Aims: Both type 1 (T1D) and type 2 diabetes (T2D) are increasing in incidence in children; often an admixture of T1D and T2D features are present at diagnosis. We examined the relationship between diabetes autoantibodies (DAA), human leukocyte antigen (HLA), and clinical course in subjects grouped by clinical diabetes type.
Methods: Subjects 8-18 years old with T1D, T2D, and mixed clinical features (T1.5D), were studied at diagnosis. DAA were measured in all subjects; a subset of subjects underwent HLA genotyping.

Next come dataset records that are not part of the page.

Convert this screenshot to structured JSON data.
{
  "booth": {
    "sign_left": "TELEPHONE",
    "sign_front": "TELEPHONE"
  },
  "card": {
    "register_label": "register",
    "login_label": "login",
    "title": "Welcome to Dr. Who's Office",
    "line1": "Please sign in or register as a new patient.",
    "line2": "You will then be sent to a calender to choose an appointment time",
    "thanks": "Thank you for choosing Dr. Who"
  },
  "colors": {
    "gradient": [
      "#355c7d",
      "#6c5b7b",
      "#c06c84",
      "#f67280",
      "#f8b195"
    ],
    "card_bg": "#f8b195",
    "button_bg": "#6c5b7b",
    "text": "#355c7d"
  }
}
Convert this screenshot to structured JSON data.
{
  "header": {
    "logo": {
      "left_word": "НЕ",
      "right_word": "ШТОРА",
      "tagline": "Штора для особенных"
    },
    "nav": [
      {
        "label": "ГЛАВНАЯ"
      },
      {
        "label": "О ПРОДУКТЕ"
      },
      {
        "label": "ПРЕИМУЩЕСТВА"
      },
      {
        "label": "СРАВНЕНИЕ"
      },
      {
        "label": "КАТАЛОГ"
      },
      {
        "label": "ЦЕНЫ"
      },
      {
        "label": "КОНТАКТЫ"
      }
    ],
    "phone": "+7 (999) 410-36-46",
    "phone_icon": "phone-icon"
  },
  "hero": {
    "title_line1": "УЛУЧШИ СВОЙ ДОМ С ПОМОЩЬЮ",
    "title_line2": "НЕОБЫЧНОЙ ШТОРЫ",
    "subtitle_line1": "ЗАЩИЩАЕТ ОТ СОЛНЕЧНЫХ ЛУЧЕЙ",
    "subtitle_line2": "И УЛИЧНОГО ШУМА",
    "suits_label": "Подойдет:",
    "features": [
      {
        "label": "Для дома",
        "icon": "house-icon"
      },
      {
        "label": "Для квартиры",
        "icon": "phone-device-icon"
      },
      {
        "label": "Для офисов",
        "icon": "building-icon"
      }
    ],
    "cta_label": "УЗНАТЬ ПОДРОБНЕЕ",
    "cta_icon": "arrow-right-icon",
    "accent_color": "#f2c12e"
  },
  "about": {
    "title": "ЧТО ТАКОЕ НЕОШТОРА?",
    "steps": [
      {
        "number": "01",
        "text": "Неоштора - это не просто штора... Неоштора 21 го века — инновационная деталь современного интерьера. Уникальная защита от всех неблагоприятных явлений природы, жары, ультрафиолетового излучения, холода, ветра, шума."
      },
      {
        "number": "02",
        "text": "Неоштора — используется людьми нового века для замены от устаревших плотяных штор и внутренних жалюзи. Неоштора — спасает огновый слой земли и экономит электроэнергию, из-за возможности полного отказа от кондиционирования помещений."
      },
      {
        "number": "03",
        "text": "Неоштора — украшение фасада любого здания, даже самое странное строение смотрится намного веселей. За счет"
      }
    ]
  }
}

Clinical course was followed in 84% of subjects for 47.9+8.7 months.
Results: Eighty-nine percent of T1.5D subjects were positive for at least one DAA; 88% of HLA-typed subjects had risk HLA genotypes. Two subjects initially treated with oral agents were subsequently treated with insulin (50%); one had risk HLA, and the other was DAA positive. Thirty-three percent of T2D subjects were DAA positive and 93% were treated with oral agents at diagnosis. Three subjects were subsequently treated with insulin (21%); of these, two were DAA positive, and one had risk HLA. No subject who remained on diet therapy or oral agents had a combination of DAA-positivity and risk HLA genotype.
Conclusions: Children clinically classified with T1.5D or T2D have a high frequency of autoimmune markers and T1D-associated HLA alleles which appears to indicate a more aggressive diabetes disease process, as has been shown for DAA-positive adults with phenotypic T2D.